Au café Laurent on y apprête un café
d'une telle manière qu'il donne de l'esprit
à ceux qui en prennent.

 

C'est Montesquieu qui le dit ! Que de cafés ont été bus au Café Laurent, d'ailleurs ils y accourent tous ces auteurs de l'Encyclopédie et du siècle des Lumières avec leurs copains pour y boire ce nouveau breuvage qu'ils dénomment "l'eau de café".
L'établissement a vu le jour en 1690 par un certain François Laurent qui décède en 1694, peut-être d'avoir trop bu du divin breuvage !.

 

18thCenturyCafe.jpg Un café au 17e siècle.

 

Sa veuve lui succède et il devient rapidement le Café de la veuve Laurent.
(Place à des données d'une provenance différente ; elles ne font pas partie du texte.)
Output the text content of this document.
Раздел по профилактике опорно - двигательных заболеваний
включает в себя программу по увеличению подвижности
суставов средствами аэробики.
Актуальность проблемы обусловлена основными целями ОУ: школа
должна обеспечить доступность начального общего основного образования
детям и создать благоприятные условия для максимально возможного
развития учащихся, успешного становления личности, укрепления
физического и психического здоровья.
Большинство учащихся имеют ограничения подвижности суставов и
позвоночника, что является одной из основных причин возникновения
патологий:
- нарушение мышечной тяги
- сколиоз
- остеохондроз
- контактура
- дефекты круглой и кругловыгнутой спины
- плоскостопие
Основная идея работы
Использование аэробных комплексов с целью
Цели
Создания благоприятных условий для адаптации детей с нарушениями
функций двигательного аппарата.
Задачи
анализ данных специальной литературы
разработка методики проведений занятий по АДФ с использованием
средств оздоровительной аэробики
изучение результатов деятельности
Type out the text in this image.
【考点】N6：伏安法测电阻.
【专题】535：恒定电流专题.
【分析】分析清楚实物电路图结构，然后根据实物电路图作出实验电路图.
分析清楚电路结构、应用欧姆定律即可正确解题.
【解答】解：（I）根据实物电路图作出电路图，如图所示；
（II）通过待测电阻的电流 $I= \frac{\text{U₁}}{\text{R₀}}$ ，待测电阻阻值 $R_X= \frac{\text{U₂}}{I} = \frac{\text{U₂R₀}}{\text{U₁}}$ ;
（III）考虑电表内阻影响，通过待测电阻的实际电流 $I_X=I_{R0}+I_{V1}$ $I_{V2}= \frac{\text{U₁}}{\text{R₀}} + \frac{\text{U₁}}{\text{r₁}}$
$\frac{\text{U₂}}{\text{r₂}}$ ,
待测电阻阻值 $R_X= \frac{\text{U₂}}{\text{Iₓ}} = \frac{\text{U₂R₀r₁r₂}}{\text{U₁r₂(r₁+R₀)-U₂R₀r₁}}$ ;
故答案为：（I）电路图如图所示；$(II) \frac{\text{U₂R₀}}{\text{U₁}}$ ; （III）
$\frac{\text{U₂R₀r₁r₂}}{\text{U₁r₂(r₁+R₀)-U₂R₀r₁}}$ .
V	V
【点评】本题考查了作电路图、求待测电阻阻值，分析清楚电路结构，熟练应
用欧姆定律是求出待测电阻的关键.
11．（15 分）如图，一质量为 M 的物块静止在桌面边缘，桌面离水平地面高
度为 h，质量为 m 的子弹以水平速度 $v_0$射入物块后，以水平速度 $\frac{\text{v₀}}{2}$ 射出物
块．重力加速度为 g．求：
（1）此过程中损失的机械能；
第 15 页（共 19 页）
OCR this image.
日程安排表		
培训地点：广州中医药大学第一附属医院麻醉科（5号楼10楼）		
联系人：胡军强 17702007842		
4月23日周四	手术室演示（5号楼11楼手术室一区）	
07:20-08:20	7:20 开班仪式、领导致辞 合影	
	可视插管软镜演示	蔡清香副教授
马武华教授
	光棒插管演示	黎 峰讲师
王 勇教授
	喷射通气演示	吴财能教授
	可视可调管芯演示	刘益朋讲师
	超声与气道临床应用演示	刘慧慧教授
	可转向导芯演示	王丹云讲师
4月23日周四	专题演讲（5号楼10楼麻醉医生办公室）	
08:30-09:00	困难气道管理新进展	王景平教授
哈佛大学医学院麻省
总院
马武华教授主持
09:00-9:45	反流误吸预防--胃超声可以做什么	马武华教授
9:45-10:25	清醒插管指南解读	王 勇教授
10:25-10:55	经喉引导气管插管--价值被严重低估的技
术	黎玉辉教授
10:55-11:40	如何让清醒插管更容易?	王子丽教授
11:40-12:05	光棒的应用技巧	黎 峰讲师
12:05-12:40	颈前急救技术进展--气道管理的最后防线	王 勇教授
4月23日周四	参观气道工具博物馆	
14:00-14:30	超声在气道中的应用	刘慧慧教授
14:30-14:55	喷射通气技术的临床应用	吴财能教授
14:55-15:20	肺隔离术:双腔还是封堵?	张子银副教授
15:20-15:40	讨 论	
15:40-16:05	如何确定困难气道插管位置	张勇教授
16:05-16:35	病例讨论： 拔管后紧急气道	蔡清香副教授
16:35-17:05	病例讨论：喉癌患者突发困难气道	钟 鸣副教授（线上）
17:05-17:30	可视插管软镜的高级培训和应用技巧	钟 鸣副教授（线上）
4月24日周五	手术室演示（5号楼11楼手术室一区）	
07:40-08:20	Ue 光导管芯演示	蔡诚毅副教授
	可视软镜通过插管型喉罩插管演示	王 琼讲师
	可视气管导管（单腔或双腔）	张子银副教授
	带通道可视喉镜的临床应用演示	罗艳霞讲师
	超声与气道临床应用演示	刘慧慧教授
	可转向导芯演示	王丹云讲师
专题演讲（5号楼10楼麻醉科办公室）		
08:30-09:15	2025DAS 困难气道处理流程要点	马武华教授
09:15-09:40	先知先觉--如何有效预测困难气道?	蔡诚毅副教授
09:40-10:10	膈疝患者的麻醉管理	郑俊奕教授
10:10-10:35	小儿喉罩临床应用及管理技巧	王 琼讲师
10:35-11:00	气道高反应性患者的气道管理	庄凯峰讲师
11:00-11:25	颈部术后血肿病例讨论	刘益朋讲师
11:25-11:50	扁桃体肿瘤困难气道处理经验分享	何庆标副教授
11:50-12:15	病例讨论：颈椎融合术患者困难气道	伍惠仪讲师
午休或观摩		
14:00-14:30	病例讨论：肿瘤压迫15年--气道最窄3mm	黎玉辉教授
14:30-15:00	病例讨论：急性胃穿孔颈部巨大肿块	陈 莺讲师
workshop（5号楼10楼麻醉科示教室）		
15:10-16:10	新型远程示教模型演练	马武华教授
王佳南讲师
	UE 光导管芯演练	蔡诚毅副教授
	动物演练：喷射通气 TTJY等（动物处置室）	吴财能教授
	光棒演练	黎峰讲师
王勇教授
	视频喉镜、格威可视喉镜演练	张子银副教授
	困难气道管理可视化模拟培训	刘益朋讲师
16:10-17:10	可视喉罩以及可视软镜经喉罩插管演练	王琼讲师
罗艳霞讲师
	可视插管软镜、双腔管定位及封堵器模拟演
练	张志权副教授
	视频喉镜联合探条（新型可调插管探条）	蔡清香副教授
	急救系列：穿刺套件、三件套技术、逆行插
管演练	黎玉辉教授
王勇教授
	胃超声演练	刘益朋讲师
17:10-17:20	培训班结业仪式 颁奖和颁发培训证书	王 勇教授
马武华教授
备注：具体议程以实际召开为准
Outre les philosophes, la clientèle est assez hétéroclite, des écrivains et des jeunes gens fous de poésie déclament à tue-tête leurs quatrains, d’autres jouent aux dames et d’autres qui aimeraient jouer avec de vraies dames. Il est fréquenté aussi par J.-J. Rousseau qui compose à une table son premier livre "Le Caffé". Voltaire habitué assidu des lieux, mauvaise langue comme c'est pas possible  dit de son confrère “cette petite pièce d’un jeune homme sans expérience, ni du monde, ni des lettres, ni du théâtre semble n’annoncer aucun génie” ! le temps prouvera qu'il s'est bigrement trompé !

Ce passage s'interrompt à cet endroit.